If you plant it, they will come. China is pursuing an ambitious project, underway for decades, to increase the amount of land covered by forests to 23 percent of the country’s total land area by the end of the decade. In addition to the benefits of green space for people, such as cleaner air and improved mental health outcomes, the resurgent forests are also supporting the return of rare animals to habitats from which they had previously disappeared. Using infrared cameras placed in the field at the Ziwuling Forest Area in Yan’an, Shannxi province, northwestern China, researchers at Beijing Normal University have documented the presence of many rare species, including the largest population of North-Chinese leopards ever recorded in the region.
Some of the most notable animals seen in the revitalized Ziwuling Forest include golden pheasants, a beautiful bird that has established feral populations throughout the world. “The nature reserve has a large population of wild boars and roe deer, as well as small and medium-sized carnivorous animals such as ocelots and red foxes,” Feng Limin Feng, associate professor from Beijing Normal University, told China Plus.
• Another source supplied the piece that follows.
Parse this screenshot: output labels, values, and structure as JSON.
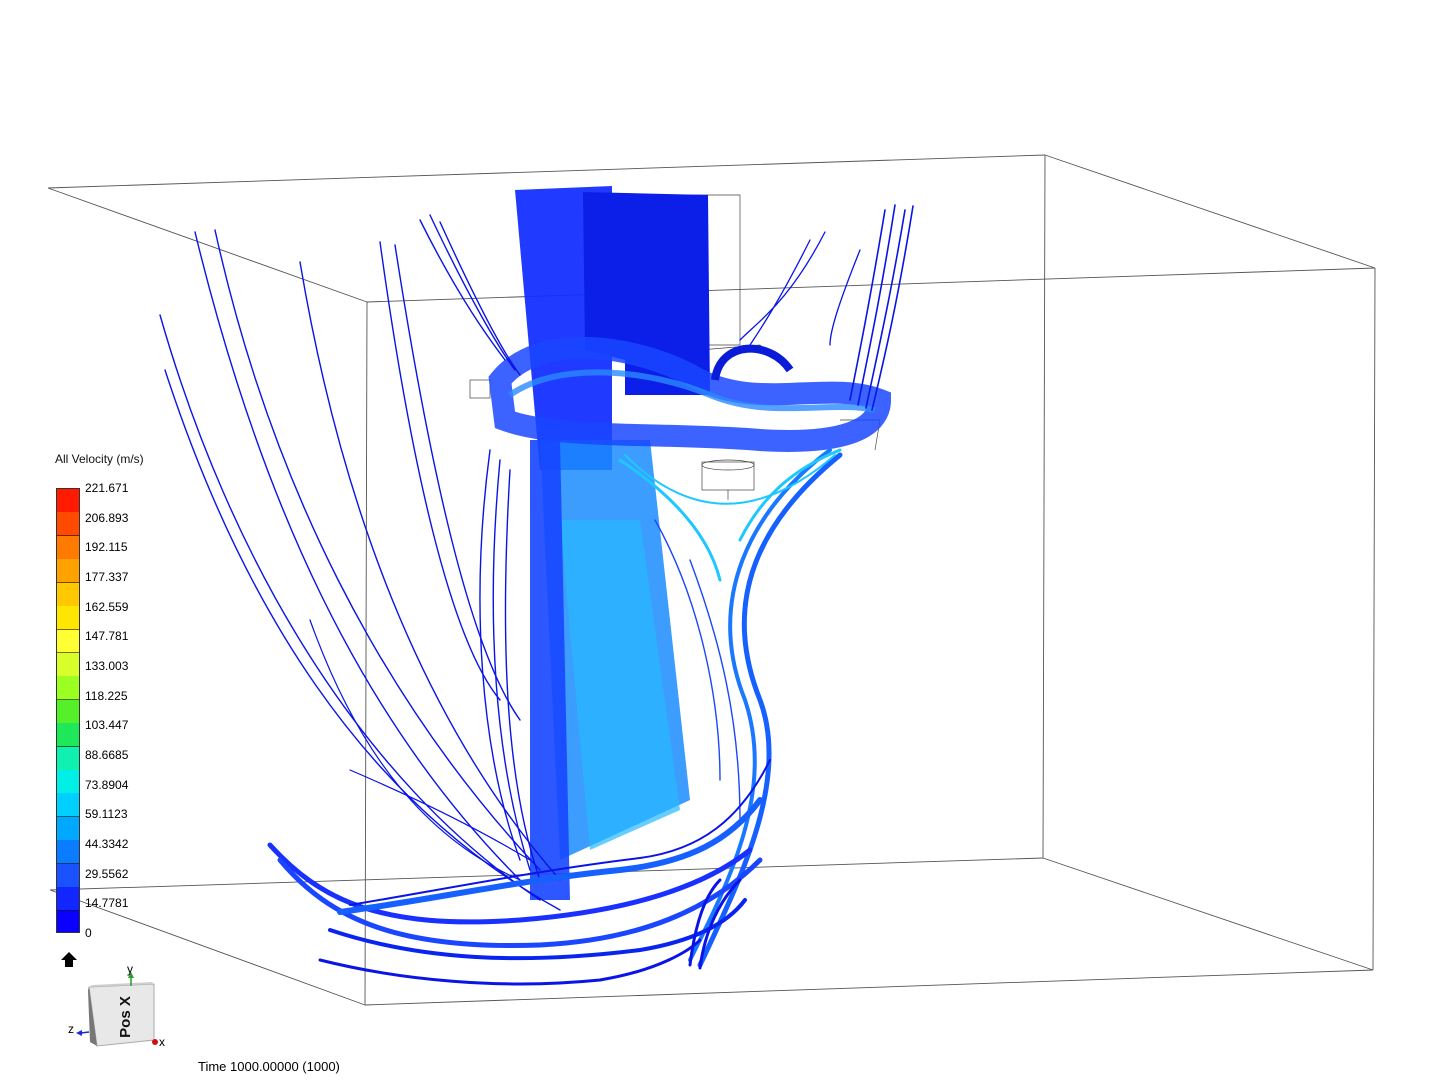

The scientists working in the region have documented the presence of 263 different species, including eight critically endangered species and 29 threatened species. This diverse ecological community represents major progress for a region that had suffered from deforestation. “If it was not for environmental protection we’ve undertaken, it’s likely none of these animals would have survived,” Feng said. China’s reforestation represents one piece of its larger project to invest in environmental protection and combat climate change. At the 19th Chinese Communist Party Congress, Chinese President Xi Jinping said, “Taking a driving seat in international cooperation to respond to climate change, China has become an important participant, contributor and torch-bearer in the global endeavor for ecological civilization.”